# Auto Repossession Laws



## bigrd6489 (Jun 30, 2009)

i was wondering what the laws were on auto repossession from a repo agent's stand point. the dos and don't for the tow driver. i was looking for some real info i have a friend who thinks he knows every thing and i would like to prove him wrong.


----------



## TRPDiesel (Nov 28, 2008)

What is the question here? What information are you looking for?


----------



## Guest (Jun 30, 2009)

welcome Stephan Churchill


----------



## Guest (Jun 30, 2009)

Don't go on private property to repo a car, unless you have the permission of the property owner. 

Then, especially don't argue with the responding police officer about it, lest your tow truck gets towed itself after you get pinched for trespassing and disorderly.


----------



## Harley387 (May 1, 2002)

Hmmm. Is this the same "newbie" that was asking about protesting a cop's funeral?

Is this you? Genius.....absolutely genius.

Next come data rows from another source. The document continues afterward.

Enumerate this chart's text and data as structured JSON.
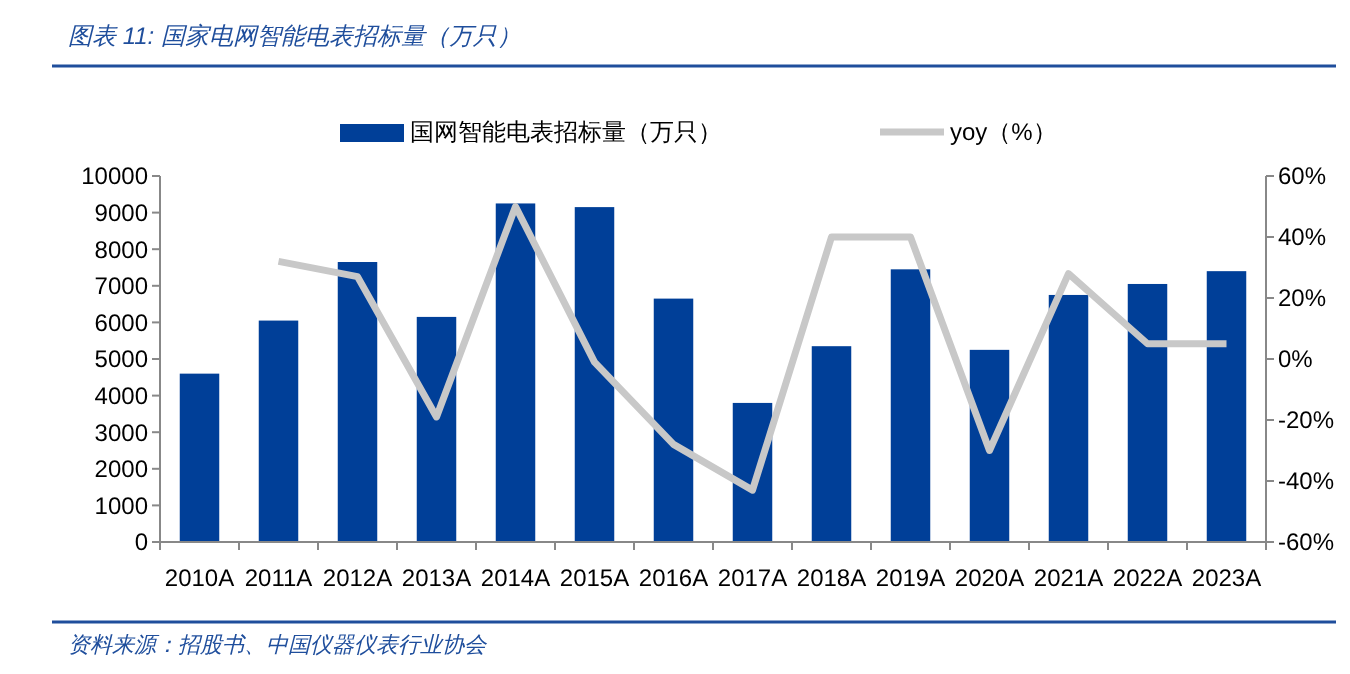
{
  "chart_data": {
    "type": "bar",
    "title": "图表 11:  国家电网智能电表招标量（万只）",
    "annotations": [
      "资料来源：招股书、中国仪器仪表行业协会"
    ],
    "categories": [
      "2010A",
      "2011A",
      "2012A",
      "2013A",
      "2014A",
      "2015A",
      "2016A",
      "2017A",
      "2018A",
      "2019A",
      "2020A",
      "2021A",
      "2022A",
      "2023A"
    ],
    "series": [
      {
        "name": "国网智能电表招标量（万只）",
        "color": "#003f98",
        "values": [
          4600,
          6050,
          7650,
          6150,
          9250,
          9150,
          6650,
          3800,
          5350,
          7450,
          5250,
          6750,
          7050,
          7400
        ]
      },
      {
        "name": "yoy（%）",
        "type": "line",
        "axis": "y2",
        "color": "#c8c8c8",
        "values": [
          null,
          32,
          27,
          -19,
          50,
          -1,
          -28,
          -43,
          40,
          40,
          -30,
          28,
          5,
          5
        ]
      }
    ],
    "ylim": [
      0,
      10000
    ],
    "yticks": [
      0,
      1000,
      2000,
      3000,
      4000,
      5000,
      6000,
      7000,
      8000,
      9000,
      10000
    ],
    "y2lim": [
      -60,
      60
    ],
    "y2ticks": [
      {
        "value": -60,
        "label": "-60%"
      },
      {
        "value": -40,
        "label": "-40%"
      },
      {
        "value": -20,
        "label": "-20%"
      },
      {
        "value": 0,
        "label": "0%"
      },
      {
        "value": 20,
        "label": "20%"
      },
      {
        "value": 40,
        "label": "40%"
      },
      {
        "value": 60,
        "label": "60%"
      }
    ],
    "grid": false,
    "legend": "top"
  }
}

Teens clipped on landscaping biz-break warrants 
By Bruno Matarazzo Jr. , Staff writer
Salem News

DANVERS - Two Peabody teenagers were arrested yesterday on warrants for multiple charges after police say they tried to break into a landscaping business on Pine Street on Monday night.

*Stephan Churchill, 18, of 12 Bowditch Ave*. and Daniel Gullotto, 18, of 8 Serena Terrace were arrested on charges of attempting to commit a crime (burglary), malicious destruction of property and possession of burglarious tools for allegedly trying to break into Apprentice Landscaping. Churchill had an additional charge of fireworks possession, and Gullotto had a charge of simple assault and battery.


----------